Rachel menjerit tertahan. Ia tak bisa menahannya. Maka, segera ia ambil hape dari dalam tas kecilnya, kemudian mendekat ke arah Mr. Milo dan memosisikan tubuhnya agar tepat masuk di dalam frame.

Rachel dapat mencium aroma menenangkan dan harum khas Mr. Milo.

Rachel mengambil selfie bersama dengan berbagai gaya yang fokusnya adalah kaos putih mereka. Ia mengangkat telunjut dan jari tengahnya membantuk lambang victory, mengajak Mr. Milo menunjukkan novel-novel mereka di depan kamera hape, manyun, atau dengan pose tersenyum dan tertawa.

Ah, apa yang bakal terjadi kelak ketika Vivian dan Dwi melihat foto-foto antara dirinya dan Mr. Milo? Rachel tak sabar melihat respon mereka.

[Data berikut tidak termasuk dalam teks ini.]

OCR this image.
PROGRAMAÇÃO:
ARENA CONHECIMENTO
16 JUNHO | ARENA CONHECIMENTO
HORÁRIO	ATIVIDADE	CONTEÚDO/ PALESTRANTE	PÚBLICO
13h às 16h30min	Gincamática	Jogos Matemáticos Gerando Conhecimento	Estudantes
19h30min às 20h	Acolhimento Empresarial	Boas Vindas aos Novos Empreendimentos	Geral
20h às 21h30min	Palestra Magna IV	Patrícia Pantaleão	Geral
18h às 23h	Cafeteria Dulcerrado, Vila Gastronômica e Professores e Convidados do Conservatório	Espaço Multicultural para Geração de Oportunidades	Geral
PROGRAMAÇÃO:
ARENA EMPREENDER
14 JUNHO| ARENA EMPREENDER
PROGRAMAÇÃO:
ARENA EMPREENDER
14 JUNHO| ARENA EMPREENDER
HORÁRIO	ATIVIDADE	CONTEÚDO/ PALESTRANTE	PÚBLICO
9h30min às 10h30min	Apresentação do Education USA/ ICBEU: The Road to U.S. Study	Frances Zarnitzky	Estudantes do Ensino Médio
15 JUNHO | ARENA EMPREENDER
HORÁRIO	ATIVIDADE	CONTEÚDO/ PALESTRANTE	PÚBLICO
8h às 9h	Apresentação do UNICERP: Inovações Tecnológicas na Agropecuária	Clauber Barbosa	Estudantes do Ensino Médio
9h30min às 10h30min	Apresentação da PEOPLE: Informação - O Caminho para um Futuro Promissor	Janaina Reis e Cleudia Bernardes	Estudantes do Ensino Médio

"Lucu ih, Bapak. Suka pakai beanie ya, Pak? Warna merah lagi. Kayak bendera Indonesia, Pak," ujar Rachel ketika keduanya melihat hasil foto-foto selfie mereka.

Mr. Milo kembali tertawa.

"Saya senang kamu mulai suka baca. Tadi denger kamu selesai baca Animal Farm, saya jadi bangga. Kayak menemukan pengikut baru," kata Mr. Milo tiba-tiba. Tidak merespon kata-kata Rachel mengenai foto-foto mereka tadi.

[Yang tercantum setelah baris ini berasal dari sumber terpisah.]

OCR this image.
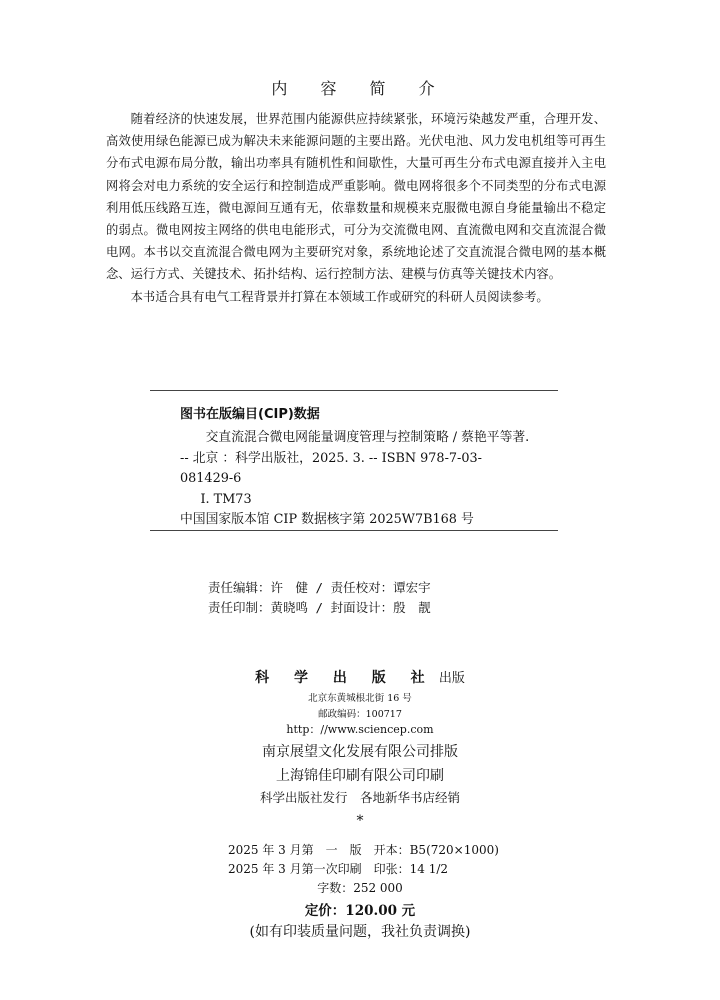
内 容 简 介

随着经济的快速发展，世界范围内能源供应持续紧张，环境污染越发严重，合理开发、高效使用绿色能源已成为解决未来能源问题的主要出路。光伏电池、风力发电机组等可再生分布式电源布局分散，输出功率具有随机性和间歇性，大量可再生分布式电源直接并入主电网将会对电力系统的安全运行和控制造成严重影响。微电网将很多个不同类型的分布式电源利用低压线路互连，微电源间互通有无，依靠数量和规模来克服微电源自身能量输出不稳定的弱点。微电网按主网络的供电电能形式，可分为交流微电网、直流微电网和交直流混合微电网。本书以交直流混合微电网为主要研究对象，系统地论述了交直流混合微电网的基本概念、运行方式、关键技术、拓扑结构、运行控制方法、建模与仿真等关键技术内容。

本书适合具有电气工程背景并打算在本领域工作或研究的科研人员阅读参考。

图书在版编目(CIP)数据

交直流混合微电网能量调度管理与控制策略 / 蔡艳平等著. -- 北京 ：科学出版社，2025. 3. -- ISBN 978-7-03-081429-6

Ⅰ. TM73

中国国家版本馆 CIP 数据核字第 2025W7B168 号

责任编辑：许　健 / 责任校对：谭宏宇
责任印制：黄晓鸣 / 封面设计：殷　靓
科 学 出 版 社 出版
北京东黄城根北街 16 号
邮政编码：100717
http：//www.sciencep.com
南京展望文化发展有限公司排版
上海锦佳印刷有限公司印刷
科学出版社发行　各地新华书店经销
*
2025 年 3 月第　一　版　开本：B5(720×1000)
2025 年 3 月第一次印刷　印张：14 1/2
字数：252 000
定价：120.00 元
(如有印装质量问题，我社负责调换)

"Well, I'm a beginner, Pak. Sophia ngejek saya karena selesai baca sampai beberapa hari, padahal dia nggak nyampe 3 jam."

"Jangan khawatir. Balas aja ejek dia. Bilangin kalau dia masih kalah. Saya baca Animal Farm pertama kali cuma satu jam. Terus saya juga udah baca sampai lebih dari lima kali. Sampai hapal."

Rachel menutup mulutnya. Sepasang matanya membuka lebar. "Woaahh ... Masteeerrr! Sungguh master!"

Rachel meletakkan kedua novel yang ia pegang sedari tadi itu ke atas bangku taman. Kemudian ia menunduk dalam-dalam sembari menjulurkan tangannya ke depan, meniru adegan 'menyembah'.

Mr. Milo tertawa lepas melihat tingkah laku Rachel tersebut.